If you pre-commit to that strategy (heads don't post, tails pay) it provides 10000, but it only works half the time.

If you decide that after you see the coin, not to pay in that case, then this will lead to the strategy (not pay, not pay) which provides 0.

It seems you are arguing for the position that I called "the first intuition" in my post. Before knowing the outcome, the best you can do is (pay, pay), because that leads to 9900.

On the other hand, as in standard counterfactual mugging, you could be asked: "You know that, this time, the coin came up tails. What do you do?". And here the second intuition applies: the DM can decide to not pay (in this case) and to pay when heads. Omega recognises the intent of the DM, and gives 10000.

Maybe you are not even considering the second intuition because you take for granted that the agent has to decide one policy "at the beginning" and stick to it, or, as you wrote, "pre-commit". One of the points of the post is that it is unclear where this assumption comes from, and what it exactly means. It's possible that my reasoning in the post was not clear, but I think that if you reread the analysis you will see the situation from both viewpoints.

I am considering the second intuiton. Acting according to it results in you receiving $0 in Counterfactual Prisoner's Dilemma, instead of losing $100. This is because if you act updatefully when it comes up heads, you have to also act updatefully when it comes up tails. If this still doesn't make sense, I'd encourage you to reread the post.

Omega, a perfect predictor, flips a coin. If it comes up heads, Omega asks you for $100, then pays you $10,000 if it predict you would have paid if it had come up tails and you were told it was tails. If it comes up tails, Omega asks you for $100, then pays you $10,000 if it predicts you would have paid if it had come up heads and you were told it was heads.

Here there is no question, so I assume it is something like: "What do you do?" or "What is your policy?"

That formulation is analogous to standard counterfactual mugging, stated in this way:

Omega flips a coin. If it comes up heads, Omega will give you 10000 in case you would pay 100 when tails. If it comes up tails, Omega will ask you to pay 100. What do you do?

According to these two formulations, the correct answer seems to be the one corresponding to the first intuition.

Now consider instead this formulation of counterfactual PD:

Omega, a perfect predictor, tells you that it has flipped a coin, and it has come up heads. Omega asks you to pay 100 (here and now) and gives you 10000 (here and now) if you would pay in case the coin landed tails. Omega also explains that, if the coin had come up tails—but note that it hasn't—Omega would tell you such and such (symmetrical situation). What do you do?

The answer of the second intuition would be: I refuse to pay here and now, and I would have paid in case the coin had come up tails. I get 10000.

And this formulation of counterfactual PD is analogous to this formulation of counterfactual mugging, where the second intuition refuses to pay.

Is your opinion that

The answer of the second intuition would be: I refuse to pay here and now, and I would have paid in case the coin had come up tails. I get 10000.

is false/not admissible/impossible? Or are you saying something else entirely? In any case, if you could motivate your opinion, whatever that is, you would help me understand. Thanks!
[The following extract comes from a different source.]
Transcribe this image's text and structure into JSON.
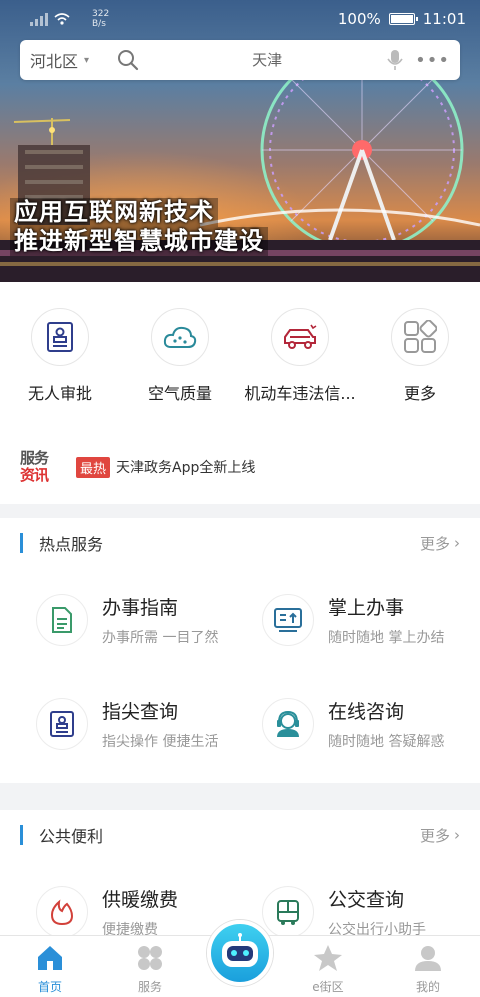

To be honest, this thread has gone on long enough that I think we should end it here. It seems to me that you are quite confused about this whole issue, though I guess from your perspective it seems like I am the one who is confused. I considered asking a third person to try looking at this thread, but I decided it wasn't worth calling in a favour.

I made a slight edit to my description of Counterfactual Prisoner's Dilemma, but I don't think this will really help you understand:

Omega, a perfect predictor, flips a coin and tell you how it came up. If if comes up heads, Omega asks you for $100, then pays you $10,000 if it predict you would have paid if it had come up tails. If it comes up tails, Omega asks you for $100, then pays you $10,000 if it predicts you would have paid if it had come up heads. In this case it was heads.

Ok, if you want to clarify—I'd like to—we can have a call, or discuss in other ways. I'll contact you somewhere else.